Emily is highly intelligent and kind. She engages with the world through a wide range of activities – sport, crafts, cooking, friends, growing vegetables, volunteering, art, reading and I imagine over the span of her life many more to come. Emily excelled at school and pursued an academic career as a logical extension of her intellectual ability, enquiring mind and diligence in what she undertakes. She sought help for the fist time when she burnt out at work, had been signed off and didn’t know what to do to make herself better.

It soon became clear that Emily’s view of herself, whilst strong in some aspects, was incredibly weak in others. So much so that she couldn’t presume to be right on things even if logically she couldn’t find any reason why she wouldn’t be. When we looked at her background for reasons why, we saw a loving and close family whom she cares for deeply a supportive partner whom she adores and a group of close friends she sees regularly. In a sense it was difficult to see what had caused Emily to grind to a halt.

When we looked more closely what emerged was that there was part of Emily that wished she did not exist and aspects of her understanding of herself that blocked her from seeing herself objectively. This appeared to have come into being at a young age and Emily can remember being upset regularly but thinking that there was something wrong with her and she shouldn’t behave in such a way. She tried to hide her emotions, but when they were seen by her parents they were baffled and said they would take her to the doctor to get to the bottom of it. Emily slowly realised that she was different from other people (this wasn’t happening with her younger siblings) and that whilst she could rely on her academic ability to be successful at school, she doubted her core self, thinking that she must be inherently different to other people. As she got older, she tried to argue with her parents to get them to see how she felt but was told not to use her intellect to wrap things up cleverly to get her own way. It became increasingly difficult to express her upset and she came to believe that she must be deficient to have the sad feelings and the best option was to soldier on, try hard and try not to complain. In social situations she would try to be agreeable and frequently worried that she might have said the wrong thing or inadvertently upset somebody.

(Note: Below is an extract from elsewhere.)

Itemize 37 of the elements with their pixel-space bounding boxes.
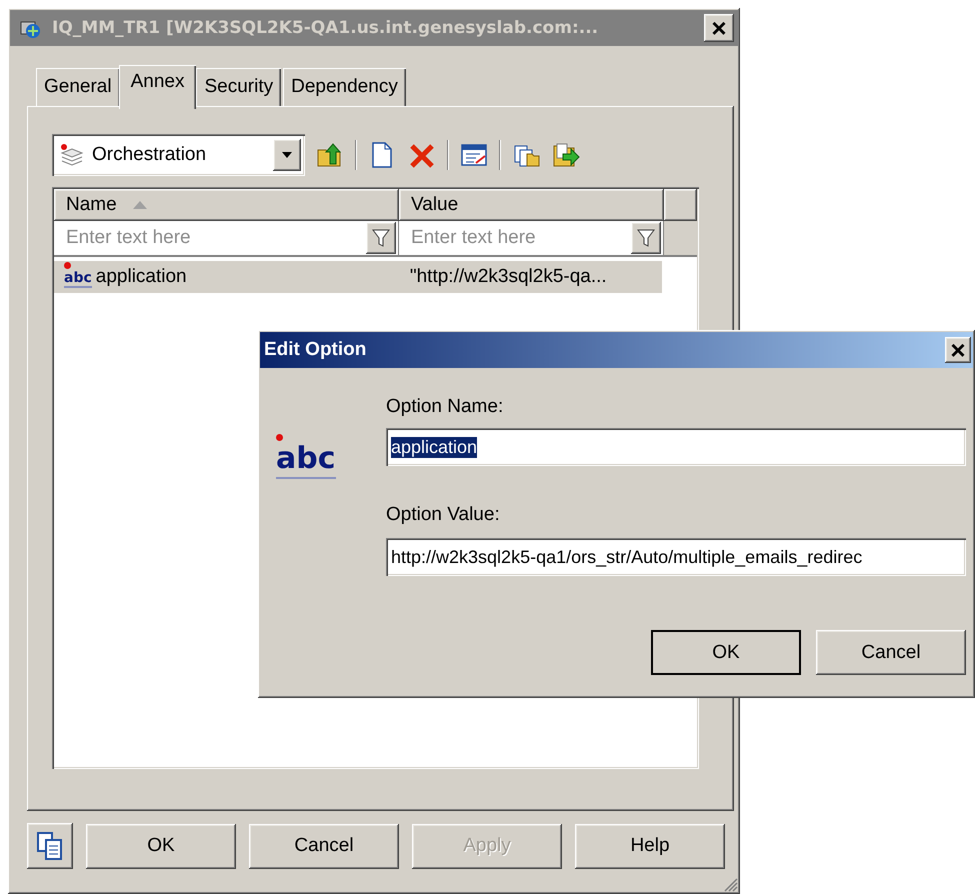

I found it difficult to persuade Emily that her social processing was accurate rather than faulty. That the internal vulnerability she felt was not a fixed part of her, but an aspect of herself which had evolved in relation to formative experiences and been exacerbated by her trying to fit in to situations and be liked by people rather than believing that she could take the risk of being who she genuinely is. The breakthrough came when she was able to vocalise the long-held assumption that it would probably have been better for everyone had she not existed and that despite putting a lot of energy into her own life her emotional expectations of it were low meaning that existing was difficult and not necessarily desirable.

Emily came to see that her struggles were valid, that she (like all of us) has the right to exist just as the person she is and that she can take care of her emotions when she feels unhappy or anxious rather than seeing herself as weak or deficient. She began to realise that her place in the world is to live confidently as who she is, as a genuine and full version of herself, rather than being constantly on the hop about whether she is fitting in appropriately. Emily left her job, accepted a new job and is enjoying it. I hope that she is now able to see the value to the rest of us that being genuinely herself brings, she is unique, energetic, insightful, compassionate and beautifully full of beans.

 

We would like to thank Emily for her feedback. Her name has been changed to protect her identity. None of her words or circumstances have been changed. Emily has participated in compiling this case study and has approved it to be shared with others.